Pulling a Vacuum on a Keg?

Anybody ever try pulling a vacuum on a soda keg for filling? I’m concerned about the o ring around the lid. It is designed to be under pressure not a vacuum and I don’t know if it will hold. (all of my brew stuff is temporarily in storage so I can’t just “try it”). Thanks in advance!

Why?

If anything, you would want to flood the keg with CO2 before filling it.

I use a vacuum pump to rack / transfer / bottle all the time. I can only gravity feed or siphon if my source vessel is above the receiving vessel which is not always the case. Pulling a vacuum takes away the elevation issue.

OK.

Wouldn’t the keg be at 0 pressure and the negative pressure be in the fermenter?

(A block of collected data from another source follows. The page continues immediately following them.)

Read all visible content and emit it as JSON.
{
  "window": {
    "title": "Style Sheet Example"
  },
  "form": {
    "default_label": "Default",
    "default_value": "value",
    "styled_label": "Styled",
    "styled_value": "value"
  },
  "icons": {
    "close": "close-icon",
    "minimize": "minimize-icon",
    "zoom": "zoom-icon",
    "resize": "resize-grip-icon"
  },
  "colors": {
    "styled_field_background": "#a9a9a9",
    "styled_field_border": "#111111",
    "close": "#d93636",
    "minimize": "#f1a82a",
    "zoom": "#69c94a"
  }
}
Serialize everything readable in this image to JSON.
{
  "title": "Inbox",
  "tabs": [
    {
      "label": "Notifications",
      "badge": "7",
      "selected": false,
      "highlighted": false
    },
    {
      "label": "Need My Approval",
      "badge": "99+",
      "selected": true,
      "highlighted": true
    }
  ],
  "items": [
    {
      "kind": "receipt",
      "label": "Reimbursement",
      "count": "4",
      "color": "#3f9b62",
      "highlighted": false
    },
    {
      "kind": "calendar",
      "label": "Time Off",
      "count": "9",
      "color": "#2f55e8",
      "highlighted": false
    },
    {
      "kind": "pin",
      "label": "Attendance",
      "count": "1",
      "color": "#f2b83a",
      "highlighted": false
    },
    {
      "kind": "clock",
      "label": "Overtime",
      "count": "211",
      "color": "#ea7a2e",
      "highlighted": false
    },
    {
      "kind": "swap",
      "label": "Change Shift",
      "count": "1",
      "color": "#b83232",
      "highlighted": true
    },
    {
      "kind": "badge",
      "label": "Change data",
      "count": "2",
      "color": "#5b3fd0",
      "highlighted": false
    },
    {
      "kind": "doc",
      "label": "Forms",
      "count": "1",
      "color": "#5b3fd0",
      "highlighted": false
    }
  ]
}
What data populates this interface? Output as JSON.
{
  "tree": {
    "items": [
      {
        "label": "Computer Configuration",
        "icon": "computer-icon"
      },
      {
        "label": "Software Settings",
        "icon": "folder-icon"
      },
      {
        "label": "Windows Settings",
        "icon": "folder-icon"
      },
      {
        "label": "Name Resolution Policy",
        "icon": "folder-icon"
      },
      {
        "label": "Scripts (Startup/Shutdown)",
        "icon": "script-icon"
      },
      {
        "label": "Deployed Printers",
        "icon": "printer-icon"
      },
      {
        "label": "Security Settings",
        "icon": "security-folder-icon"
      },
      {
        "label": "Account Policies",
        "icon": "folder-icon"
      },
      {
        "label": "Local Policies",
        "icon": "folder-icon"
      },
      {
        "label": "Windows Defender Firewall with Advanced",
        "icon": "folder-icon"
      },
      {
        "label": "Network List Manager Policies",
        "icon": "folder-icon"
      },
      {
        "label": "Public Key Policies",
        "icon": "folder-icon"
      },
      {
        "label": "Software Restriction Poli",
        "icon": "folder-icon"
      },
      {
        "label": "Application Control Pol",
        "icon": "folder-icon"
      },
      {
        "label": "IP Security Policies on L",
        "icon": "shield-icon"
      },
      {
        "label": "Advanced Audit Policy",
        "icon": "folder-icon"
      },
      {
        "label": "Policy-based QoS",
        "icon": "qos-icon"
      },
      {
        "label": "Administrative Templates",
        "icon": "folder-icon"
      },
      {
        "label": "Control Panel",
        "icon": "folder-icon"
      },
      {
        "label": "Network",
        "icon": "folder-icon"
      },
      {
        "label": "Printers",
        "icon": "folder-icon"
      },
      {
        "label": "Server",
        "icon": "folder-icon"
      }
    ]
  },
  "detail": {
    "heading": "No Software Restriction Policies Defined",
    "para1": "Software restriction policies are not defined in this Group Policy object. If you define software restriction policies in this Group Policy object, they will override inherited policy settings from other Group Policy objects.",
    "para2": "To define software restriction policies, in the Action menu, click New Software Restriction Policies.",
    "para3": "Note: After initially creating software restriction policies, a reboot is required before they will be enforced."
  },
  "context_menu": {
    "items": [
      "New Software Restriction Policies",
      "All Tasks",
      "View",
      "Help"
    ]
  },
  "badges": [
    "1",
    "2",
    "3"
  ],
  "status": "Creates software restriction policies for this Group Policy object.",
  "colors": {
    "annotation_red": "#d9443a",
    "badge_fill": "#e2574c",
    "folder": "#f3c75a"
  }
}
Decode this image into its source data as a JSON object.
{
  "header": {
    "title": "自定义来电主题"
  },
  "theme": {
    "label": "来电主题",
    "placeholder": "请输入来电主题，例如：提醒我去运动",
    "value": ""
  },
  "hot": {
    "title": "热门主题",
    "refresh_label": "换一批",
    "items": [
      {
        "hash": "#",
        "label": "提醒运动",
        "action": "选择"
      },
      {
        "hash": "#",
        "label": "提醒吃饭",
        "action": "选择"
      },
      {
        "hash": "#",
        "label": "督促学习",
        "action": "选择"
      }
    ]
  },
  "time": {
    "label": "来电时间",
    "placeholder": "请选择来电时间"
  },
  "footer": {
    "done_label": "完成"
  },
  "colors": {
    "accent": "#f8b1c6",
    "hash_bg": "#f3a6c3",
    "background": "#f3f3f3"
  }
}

I’m guessing you would draw the O2/CO2 out the gas post. The beer from the fermenter would be going into the keg from the liquid post. And the fermenter would be under the vacuum, or the liquid is replace with O2?

I have no experience with vacuums. How do you do it and at what psi?
TIA[quote=“DLV”]I use a vacuum pump to rack / transfer / bottle all the time. I can only gravity feed or siphon if my source vessel is above the receiving vessel which is not always the case. Pulling a vacuum takes away the elevation issue.[/quote]

Actually the vessel you are filling is under vacuum. The vessel you are drawing from is at atmospheric. Vacuum pump is connected to the gas inlet of the sealed soda keg. The liquid line of the soda keg would be connected to a dip tube in whatever the liquid is storded in (conical, carboy, drum, etc). The vacuum pump creates a negative in the keg and draws the liquid into it. You can also put filters in line between the two vessels and filter that way as well. BTW I left out some stuff to keep it simple - like always use an overflow protection vessel on the inlet to the pump to protect it from getting a slug of liquid.

What are you fermenting in? Bucket? Carboy? Conical? Sanke? I use pressure to (carefully) rack from carboys, conicals and sankes.

Update:
Yes it is possible although I had issues exactly where I thought I would - at the hatch o-ring. I was all set up for filtering and bottling my wine and I figured I would try to use the vacuum pump for the cider as well. The cider I keg not bottle. So I used the vacuum pump to pull a vacuum on the keg, then pull the cider from the conicle thru a 5 and a .5 micron filters. It worked but you could hear leaks around the o-ring. If I wasn’t pulling thru the filters it would have worked like a champ.
Normally I use the CO2 to push the cider from the conicle thru the filters and into the kegs but I was already set up and thought I would experiment.